# Thread: Linear algebra dependence & matrices

1. ## Linear algebra dependence & matrices

Find the value(s) of h for which the vectors below are linearly dependent.

$\begin{bmatrix} 1 \\ -1 \\ 4 \end{bmatrix}, \begin{bmatrix} 3 \\ -5 \\ 7 \end{bmatrix}, \begin{bmatrix} -1 \\ 5 \\ h \end{bmatrix}$

Thanks!

2. Originally Posted by Linnus
Find the value(s) of h for which the vectors below are linearly dependent.

$\begin{bmatrix} 1 \\ -1 \\ 4 \end{bmatrix}, \begin{bmatrix} 3 \\ -5 \\ 7 \end{bmatrix}, \begin{bmatrix} -1 \\ 5 \\ h \end{bmatrix}$

Thanks!
$\det \left[ \begin{array}{ccc}1&3&-1\\-1&-5&5\\4&7&h \end{array}\right] = 0$

Does that make sense?

3. I'm confused on what exactly is linear independence. I googled it and this but all the explanations were confusing.
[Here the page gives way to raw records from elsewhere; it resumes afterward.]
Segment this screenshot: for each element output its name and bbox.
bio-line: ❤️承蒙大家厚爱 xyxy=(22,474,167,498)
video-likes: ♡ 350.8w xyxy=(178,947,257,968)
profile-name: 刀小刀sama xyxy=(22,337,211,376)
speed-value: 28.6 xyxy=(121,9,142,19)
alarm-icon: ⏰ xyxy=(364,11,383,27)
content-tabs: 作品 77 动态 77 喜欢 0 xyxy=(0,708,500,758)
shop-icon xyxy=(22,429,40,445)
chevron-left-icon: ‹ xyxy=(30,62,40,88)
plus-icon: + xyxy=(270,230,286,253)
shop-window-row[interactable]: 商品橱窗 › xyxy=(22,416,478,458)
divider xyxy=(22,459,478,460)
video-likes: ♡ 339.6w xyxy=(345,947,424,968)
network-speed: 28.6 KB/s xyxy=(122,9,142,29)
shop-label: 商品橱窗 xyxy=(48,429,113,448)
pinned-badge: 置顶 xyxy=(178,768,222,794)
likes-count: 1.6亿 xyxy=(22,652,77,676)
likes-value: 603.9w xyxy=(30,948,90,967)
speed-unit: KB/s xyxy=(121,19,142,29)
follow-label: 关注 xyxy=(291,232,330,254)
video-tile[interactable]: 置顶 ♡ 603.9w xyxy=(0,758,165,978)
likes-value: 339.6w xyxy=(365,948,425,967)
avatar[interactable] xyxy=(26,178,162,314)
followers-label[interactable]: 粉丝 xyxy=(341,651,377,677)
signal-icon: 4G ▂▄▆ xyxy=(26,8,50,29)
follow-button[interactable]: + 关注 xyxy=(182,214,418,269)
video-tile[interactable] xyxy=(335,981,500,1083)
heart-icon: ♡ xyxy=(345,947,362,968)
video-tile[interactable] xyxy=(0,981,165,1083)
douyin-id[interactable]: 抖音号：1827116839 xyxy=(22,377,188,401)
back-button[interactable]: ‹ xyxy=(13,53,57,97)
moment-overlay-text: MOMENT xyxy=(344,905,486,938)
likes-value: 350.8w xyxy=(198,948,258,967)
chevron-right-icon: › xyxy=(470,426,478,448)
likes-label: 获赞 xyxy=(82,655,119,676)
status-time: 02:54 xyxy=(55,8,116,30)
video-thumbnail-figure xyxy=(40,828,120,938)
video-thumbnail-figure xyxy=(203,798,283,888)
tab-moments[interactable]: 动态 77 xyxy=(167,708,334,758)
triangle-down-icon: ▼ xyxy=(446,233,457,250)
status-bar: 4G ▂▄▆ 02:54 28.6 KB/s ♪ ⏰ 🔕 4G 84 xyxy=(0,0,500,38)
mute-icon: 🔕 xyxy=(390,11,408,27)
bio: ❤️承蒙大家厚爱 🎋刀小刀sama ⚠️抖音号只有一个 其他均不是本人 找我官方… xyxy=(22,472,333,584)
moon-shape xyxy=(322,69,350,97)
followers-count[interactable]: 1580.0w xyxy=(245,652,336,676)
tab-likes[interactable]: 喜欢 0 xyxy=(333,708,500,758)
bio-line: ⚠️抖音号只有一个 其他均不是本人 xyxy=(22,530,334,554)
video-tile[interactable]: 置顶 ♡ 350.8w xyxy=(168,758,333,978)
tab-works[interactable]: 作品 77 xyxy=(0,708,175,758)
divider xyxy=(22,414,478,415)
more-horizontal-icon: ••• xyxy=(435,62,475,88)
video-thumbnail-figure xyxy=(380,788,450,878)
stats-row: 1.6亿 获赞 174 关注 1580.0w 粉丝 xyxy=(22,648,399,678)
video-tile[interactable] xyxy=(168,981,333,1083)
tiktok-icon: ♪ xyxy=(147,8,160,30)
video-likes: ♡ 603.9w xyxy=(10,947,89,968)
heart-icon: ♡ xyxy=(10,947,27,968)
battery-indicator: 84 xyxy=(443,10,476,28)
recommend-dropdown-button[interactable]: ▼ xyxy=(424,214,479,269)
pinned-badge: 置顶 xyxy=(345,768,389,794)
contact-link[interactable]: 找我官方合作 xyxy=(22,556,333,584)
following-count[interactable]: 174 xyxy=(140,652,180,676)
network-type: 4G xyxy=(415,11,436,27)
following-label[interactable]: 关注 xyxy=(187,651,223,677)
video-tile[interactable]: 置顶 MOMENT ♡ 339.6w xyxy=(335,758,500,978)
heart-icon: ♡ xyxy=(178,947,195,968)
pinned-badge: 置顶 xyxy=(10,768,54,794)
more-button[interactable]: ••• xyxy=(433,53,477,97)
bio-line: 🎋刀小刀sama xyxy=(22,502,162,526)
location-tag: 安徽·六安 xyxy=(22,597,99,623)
Thanks!

4. $\begin{bmatrix} 1 \\ -1 \\ 4 \end{bmatrix}, \begin{bmatrix} 3 \\ -5 \\ 7 \end{bmatrix}, \begin{bmatrix} -1 \\ 5 \\ h \end{bmatrix}$
These three vectors are linearly independent if we write:
$a \begin{bmatrix} 1 \\ -1 \\ 4 \end{bmatrix}+b \begin{bmatrix} 3 \\ -5 \\ 7 \end{bmatrix}+c \begin{bmatrix} -1 \\ 5 \\ h \end{bmatrix} = \bold{0} = \begin{bmatrix} 0 \\ 0 \\ 0 \end{bmatrix}$
Then $a=b=c=0$.

This leads to the system of equations,
$a+3b-c = 0$
$-a-5b+5c=0$
$4a+7b+hc=0$

You want that this has a trivial solution i.e. $a=b=c=0$.

To do that you need to compute the determinant of that system and make it equal to zero. And that will tell you all the values of $h$ which give non-trivial solutions. Once you know that you can find what would give trivial solutions.